How the AI Terminal Finds Relevant Content

I started building my portfolio AI terminal with a simple goal but quickly hit a wall. My initial approach relied on MySQL full text lookup using BM25 ranking. While this was lightning fast for exact matches, it fell apart when someone asked a natural language question. If a user asked about backend work, my system returned nothing because the relevant content mentioned REST APIs and PHP instead. I realized that expecting users to know my exact vocabulary was a losing strategy.

To fix this, I decided to bridge the gap by converting my content into numerical vectors. I process my articles, projects, experiences, services, skills, testimonials, and GitHub activity using the OpenRouter API with the nvidia/llama-nemotron-embed-vl-1b-v2:free model. This lets my system understand that backend work is semantically related to building REST APIs with PHP. By turning text into vectors, I no longer rely on exact word overlap to surface relevant information.

I did not want to lose the raw speed of my existing keyword search, so I implemented a hybrid approach. I merge the BM25 results with my new semantic results using Reciprocal Rank Fusion. This makes sure that if a piece of content performs well in both systems, it hits the top. I also apply a 1.5 times weight to semantic hits because they are usually more helpful for natural language queries.

Here is why I built it this way:

The limitations of pure keyword search BM25 lacks any understanding of context. A question about my technologies would never find an entry for Docker or Redis if those words were missing from the query. Semantic search solves this by placing related concepts close together.
The advantage of hybrid search By combining methods, I get precise answers for specific technical queries and nuanced matches for vague questions. I get the best of both worlds without sacrificing performance.
Future proofing my code My admin panel lets me update the endpoint URL, API key, and model name. If I want to switch providers or adopt a better model, I can change these settings without ever touching my codebase.

Keeping this data fresh was my next big challenge. My admin interface includes an Embed All button that pulls from seven different tables. The system batches these into groups of twenty and sends them to the OpenRouter endpoint.

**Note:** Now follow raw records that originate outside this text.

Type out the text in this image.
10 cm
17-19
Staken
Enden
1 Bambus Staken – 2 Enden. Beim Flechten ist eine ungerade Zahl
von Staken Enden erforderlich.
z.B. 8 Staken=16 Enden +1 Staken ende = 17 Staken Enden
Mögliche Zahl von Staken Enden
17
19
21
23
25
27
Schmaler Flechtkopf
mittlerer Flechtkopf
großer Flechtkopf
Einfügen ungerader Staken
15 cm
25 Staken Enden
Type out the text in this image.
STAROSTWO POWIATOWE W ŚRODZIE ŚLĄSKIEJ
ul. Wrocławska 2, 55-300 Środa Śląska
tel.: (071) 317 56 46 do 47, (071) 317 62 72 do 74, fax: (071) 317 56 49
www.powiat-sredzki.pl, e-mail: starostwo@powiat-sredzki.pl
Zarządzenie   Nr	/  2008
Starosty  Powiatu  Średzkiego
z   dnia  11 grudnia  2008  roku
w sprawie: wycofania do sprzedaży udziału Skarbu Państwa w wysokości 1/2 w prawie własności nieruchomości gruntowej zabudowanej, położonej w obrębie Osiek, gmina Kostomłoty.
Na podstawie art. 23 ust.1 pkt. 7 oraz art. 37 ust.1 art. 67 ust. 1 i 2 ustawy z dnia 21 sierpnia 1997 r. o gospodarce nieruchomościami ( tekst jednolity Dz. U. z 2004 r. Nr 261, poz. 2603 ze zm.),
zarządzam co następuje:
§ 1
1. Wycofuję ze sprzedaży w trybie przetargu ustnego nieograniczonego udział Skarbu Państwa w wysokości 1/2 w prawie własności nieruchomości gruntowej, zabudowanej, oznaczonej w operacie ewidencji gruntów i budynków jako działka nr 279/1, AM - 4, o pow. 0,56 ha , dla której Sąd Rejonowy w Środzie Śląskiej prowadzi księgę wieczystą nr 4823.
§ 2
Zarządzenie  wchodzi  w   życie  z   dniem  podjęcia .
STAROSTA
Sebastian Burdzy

Each vector is saved with a SHA 256 hash of the source text so I know exactly when content has changed and needs a refresh. I also set up a background sync that runs every six minutes to handle new GitHub activity automatically.

At query time, I load all vectors into an in memory cache that refreshes every five minutes. When a user sends a query, I embed it using the same model and cache that result for sixty seconds to keep my costs at zero. I compare the query vector against my stored vectors using cosine similarity. Anything scoring above 0.3 is treated as a semantic hit and merged into the final list. This ranked output is then sent to the AI model to generate a final answer. This setup makes my terminal feel much smarter and allows me to answer questions about my work even when users do not use my exact phrasing.